Two special appearances

As well as the huge lobelias, Mt Kenya (5199m) is home to giant groundsels. Photo: Wikipedia
As well as the huge lobelias, Mt Kenya (5199m) is home to giant groundsels. Photo: Wikipedia
Thousands queued to see the corpse flower bloom in the Dunedin Bonataic Garden. Photos: Gillian Vine
Thousands queued to see the corpse flower bloom in the Dunedin Bonataic Garden. Photos: Gillian Vine
Dunedin's corpse flower in full bloom.
Dunedin's corpse flower in full bloom.
Mt Kenya's Lobelia keniensis in Alan Mark's garden.
Mt Kenya's Lobelia keniensis in Alan Mark's garden.
This season, for the first time, Alan Mark's Lebolia keniensis has produced two flowering stems.
This season, for the first time, Alan Mark's Lebolia keniensis has produced two flowering stems.

Gillian Vine looks at two dramatic flowers that have bloomed in Dunedin this season. 

This year, there have been two remarkable flowers in Dunedin, in both cases the southernmost place where these rarities have bloomed.

The first was the corpse flower or titan arum (Amorphophallus titanum), the world's largest bloom. Dunedin Botanic Garden staff had waited 10 years for the South East Asian native to grow from a corm about the size of a golf ball to produce the 2m flower.

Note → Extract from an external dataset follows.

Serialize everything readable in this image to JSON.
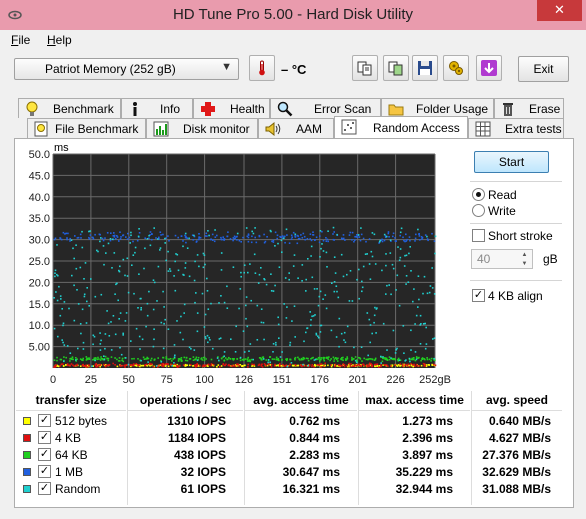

In early February, this relative of the arum lily attracted thousands to see and sniff. People patiently queued for an hour or more to get into the Winter Garden to view the flower and discuss the stink, which - depending on your sense of smell and whether you caught it at peak pong - resembled carrion or wet dog.

After flowering, the plant dies, leaving fresh corms at its base, so it may be another decade before we see this titan of the tropics flower again.

Then last month, another remarkable plant began flowering in the Dunedin garden of Emeritus Professor Alan Mark.

It is a lobelia, but nothing like little L. erinus, an annual popular for edgings or hanging baskets, or perennial L. cardinalis, with its blood-red flowers and dark purplish foliage. Prof Mark's plant

(L. keniensis) is one of the giants of the 400-plus lobelia species, its flower stems rearing almost 2m from rosettes of spiky green leaves.

So how did this African native, with its restricted Mt Kenya habitat, make it to Dunedin?

"I established it from seed I collected on Mt Kenya in 1966 and it has established some 20 vegetative rosettes that collect water in their crown to resist frost damage - it freezes most nights at 4000m on the mountain," the botanist explained.

Like the corpse flower, the Kenyan lobelia was in no hurry to flower, blooming for the first time when it was 12 years old. That is considered youthful, as in the wild it is thought L. keniensis takes 30 to 60 years to begin flowering. With a life span estimated to be as much as 400 years, a giant lobelia could outlive many trees.

This year is the fifth time Prof Mark's own plant has produced its distinctive towering stems but the first time there has been more than one.

"It has flowered five times, irregularly, but [this is] the first time I've had two flowers simultaneously," Prof Mark said.

"That deep purple flower is magnificent. Bees love it and the nectar is delicious."

In its native environment, the giant lobelia grows at 4300m-5300m on Mt Kenya, where the climate "is summer by day and winter by night". The plant has adapted skilfully: water collects in the rosettes and acts as a natural frost barrier, as even in mid-summer, night temperatures drop below freezing because of the altitude.

Prof Mark explains that L. keniensis is one of two high-alpine giant rosette lobelias on Mt Kenya; the other is L. telekii.

A single plant (clone) of L. keniensis may contain up to 23 separate but interconnected rosettes but Prof Mark says: "mine has had up to 28".

When mature, these rosettes hold a pectin solution that accumulates between the leaf bases and protects the central growing point, as ice may be up to 1cm thick in the mornings, thanks to the heavy frosts which occur most nights, although Mt Kenya is in the tropics.

Its flower stems (inflorescences) may have as many as 5000 flowers, which open in sequence, so flowering lasts six weeks or more.

The deep purple blooms secrete up to 1ml of coconut-flavoured nectar."Mine are strongly sought by honey bees," Prof Mark said.

His multi-rosettes belong to a single plant and it has not set seed, so Prof Mark says the species is presumably self-infertile.

Like the corpse flower, a L. keniensis rosette dies after blooming then others step up to take over.

To ensure its survival, Prof Mark has shared pieces (clones) of his plant with a Dunedin alpine plant specialist and has a plant growing at the University of Otago's botany department.

These two remarkable plants show that patience can be rewarded with unique flowers.